Friday, June 12, 2009

HA! I knew I was right!

Went out last night to watch Game 4 of the Finals. Had a good time with the company (James from Ramblings of a Beggar) but the game was driving me crazy.

Bill Simmons (The Sports Guy) writes Retro-Diaries for games that he enjoyed or puzzled him. I'm not going to steal his idea (that would be crap) but I do want to do something like that. I'll call it 20/20:

8:50 p.m.: Order some chili-cheese fries. Heather says I ordered them because she wouldn't let me eat them...actually, they just sounded good.

What this really means: As James said, we feel manly when we eat Chili Cheese Fries.

8:55: James arrives and we start talking. For 2 guys with 7 kids between them, we've got plenty to talk about.

What this really means: Guys with kids are more interesting than you think!

End of the First half: I look up and we're sucking. Losing by 12. At this point James says "Do you think the Lakers have a comeback in them?" to which I answer "They better!"

What this really means: My stomach is starting to reject my Open-Face Roast Beef Sandwich.

Beginning of the Second half:
Still talking

What this really means: Guys with kids have alot going on.

James asks me who makes me crazy on the Lakers: I say "Bynum, because he needs to gain 50 lbs, like yesterday!" James says he was thinking Lamar Odom, because he's so inconsistent. I shoot back with "Yeah, he's just an inconsistent player. I can handle that."

What this really means: Andrew Bynum makes me crazy.

Now James asks me my favorite question: "Why is Derek Fisher getting more minutes than Jordan Farmar?" Jordan's the future, but D-Fish is our 2nd best defender (IMO) and at the end of a game if a shot needs to be made, he'll drill it."

What this really means: Derek Fisher is my only hope right now.

Moments later: The Lakers are within 4, I look up, realize they're within 4 and breathe a sigh of relief.

What this really means: That sandwich is looking up!

Moments after that: Pietrus is just standing in front of Kobe with his hands at his side. It's like they're having a conservation in the middle of the game. Maybe Kobe was smack-talking in French, who knows. Then Kobe jacks up this sideways 3 right in Pietrus' face without Pietrus even making an effort to defend, and it goes down anyways.
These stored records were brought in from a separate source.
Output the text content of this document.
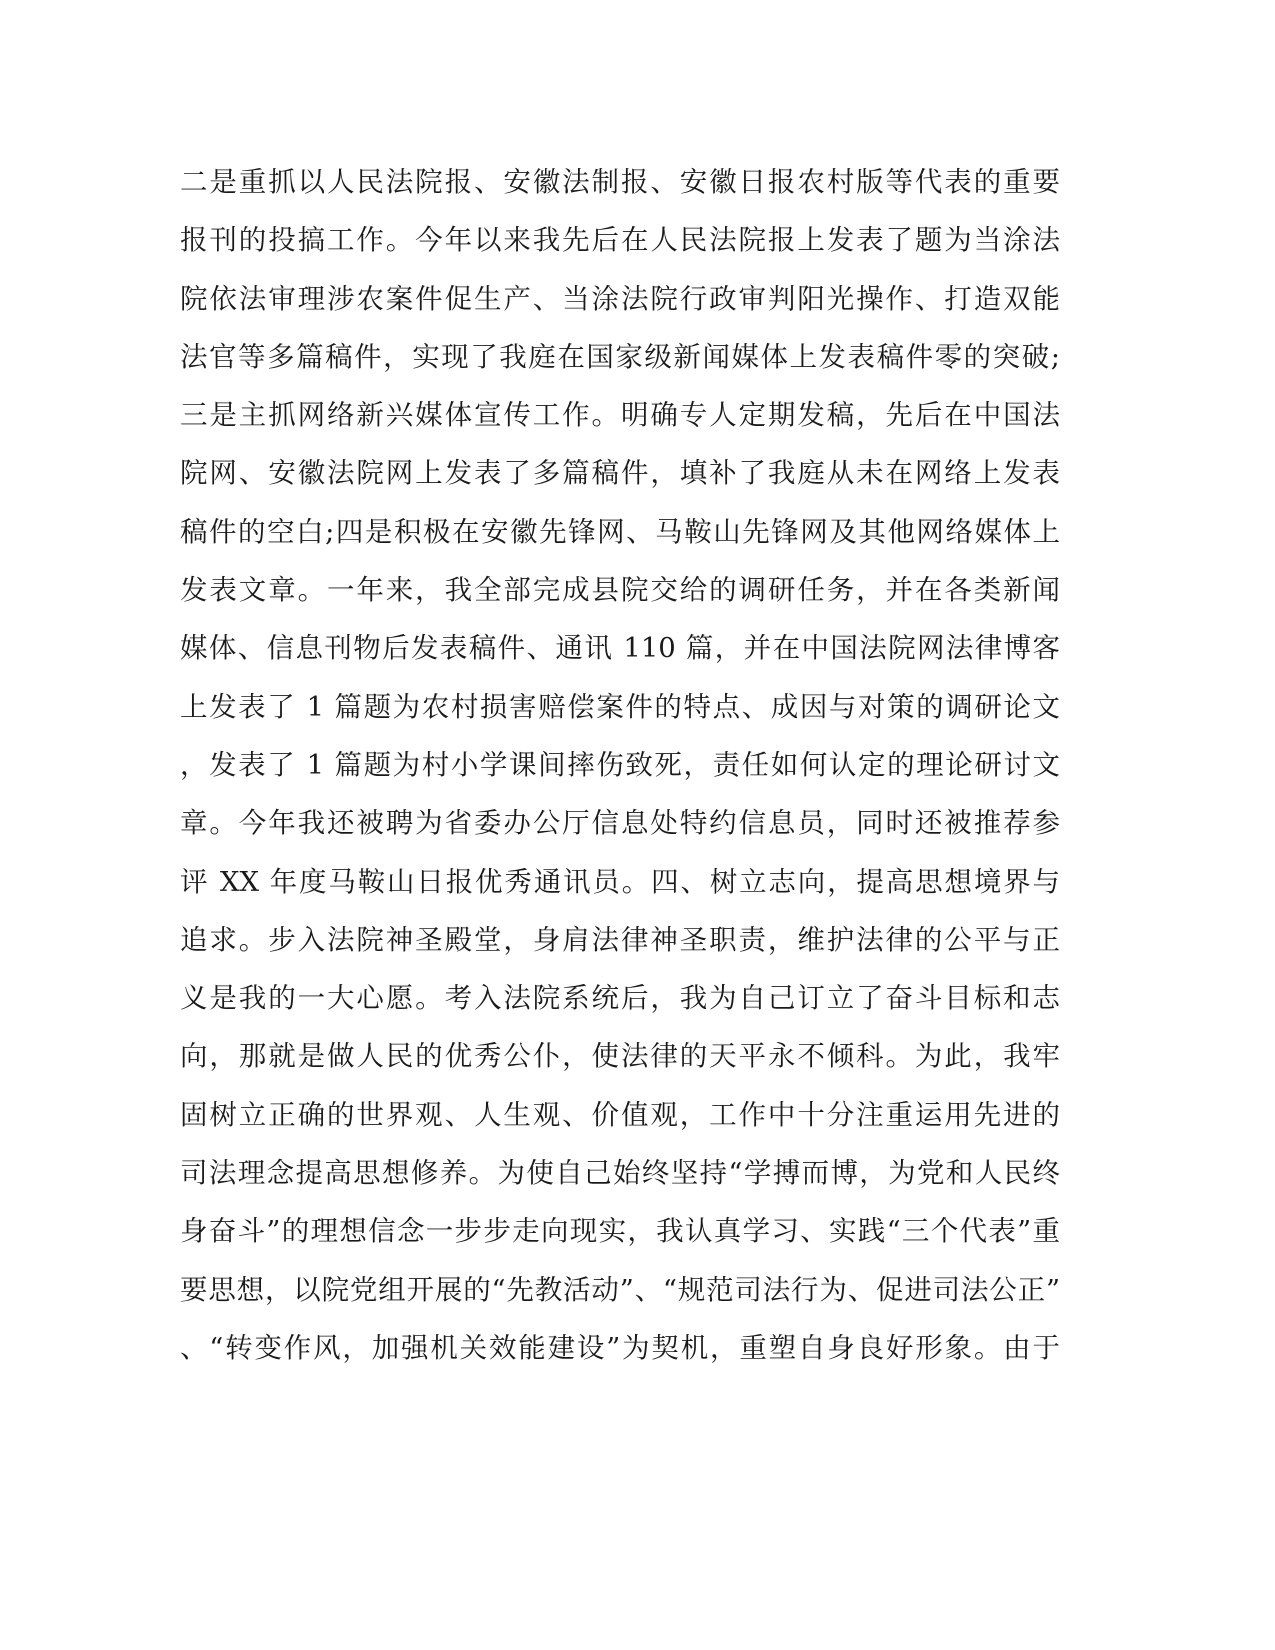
二是重抓以人民法院报、安徽法制报、安徽日报农村版等代表的重要
报刊的投搞工作。今年以来我先后在人民法院报上发表了题为当涂法
院依法审理涉农案件促生产、当涂法院行政审判阳光操作、打造双能
法官等多篇稿件，实现了我庭在国家级新闻媒体上发表稿件零的突破;
三是主抓网络新兴媒体宣传工作。明确专人定期发稿，先后在中国法
院网、安徽法院网上发表了多篇稿件，填补了我庭从未在网络上发表
稿件的空白;四是积极在安徽先锋网、马鞍山先锋网及其他网络媒体上
发表文章。一年来，我全部完成县院交给的调研任务，并在各类新闻
媒体、信息刊物后发表稿件、通讯 110 篇，并在中国法院网法律博客
上发表了 1 篇题为农村损害赔偿案件的特点、成因与对策的调研论文
，发表了 1 篇题为村小学课间摔伤致死，责任如何认定的理论研讨文
章。今年我还被聘为省委办公厅信息处特约信息员，同时还被推荐参
评 XX 年度马鞍山日报优秀通讯员。四、树立志向，提高思想境界与
追求。步入法院神圣殿堂，身肩法律神圣职责，维护法律的公平与正
义是我的一大心愿。考入法院系统后，我为自己订立了奋斗目标和志
向，那就是做人民的优秀公仆，使法律的天平永不倾科。为此，我牢
固树立正确的世界观、人生观、价值观，工作中十分注重运用先进的
司法理念提高思想修养。为使自己始终坚持“学搏而博，为党和人民终
身奋斗”的理想信念一步步走向现实，我认真学习、实践“三个代表”重
要思想，以院党组开展的“先教活动”、“规范司法行为、促进司法公正”
、“转变作风，加强机关效能建设”为契机，重塑自身良好形象。由于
Kobe more than likely smack-talks some more in French just for emphasis.

What this really means: For all the good he's done, Pietrus is actually a doofus.

All by the last 5 seconds of the second half: We talk, James moves his chair to get a better view and my head is swirling because I can't believe we're going to lose.

What this really means: Sandwich took a nose dive!

5 seconds left: Kobe mauls Dwight and I'm dying because I really think we're sunk.

What this really means: I hate being wrong.

Dwight goes to the line: I'm cringing just waiting for the first free throw to drop so I can ask for our check.

What this really means: You caught the cringing part right?

Dwight misses the first one: I'm thinking "If he misses the second one Derek Fisher is going to make him pay.

What this really means: He's not ready, even is they win this game.

Dwight misses the 2nd: and I'm tapping my foot faster than I ever have. The nervous energy is ridiculous.

What this really means: If he doesn't win a championship his entire career will be defined historically by Free Throws.

The Lakers inbound: The ball goes to D-Fish and Jameer Nelson doesn't bother to play defense. The shot goes down. James remembers what I said earlier and stares at me in disbelief with mouth agape. I love this game!

What this really means: I was right!

Overtime starts: and just hoping for a miracle, because the Orlando Cockroaches(I mean, Magic) just won't die.

What this really means: You caught the cockroach part, right?

31.3 seconds left in overtime: D-Fish drills another 3. I could see it coming. He got hot at the right time. James isn't shocked this time.

What this really means: I was right twice! HA!

Moments later: Pau takes a sick run down the court and dunks with Pietrus leaning into his back. At this point I think there was a language-barrier. Pau with his Spanish accent and Pietrus with his Frenchiness. More than likely Pietrus said something like (insert bad french villian accent)"Hu, hu!!! Why must you dunk on us like theeeeeeeeeeeees!" and Pau said (insert Zorro here) "Because I squash bugs like you for sport! Hahaha!" I'm just sayin'.

What this really means: If I didn't already hate French, I would now. That whole exchange was ridiculous.

The Lakers go up 3-1

What this really means: This series is officially over. Sorry Orlando, better luck when Kobe, Pau and D-Fish retire.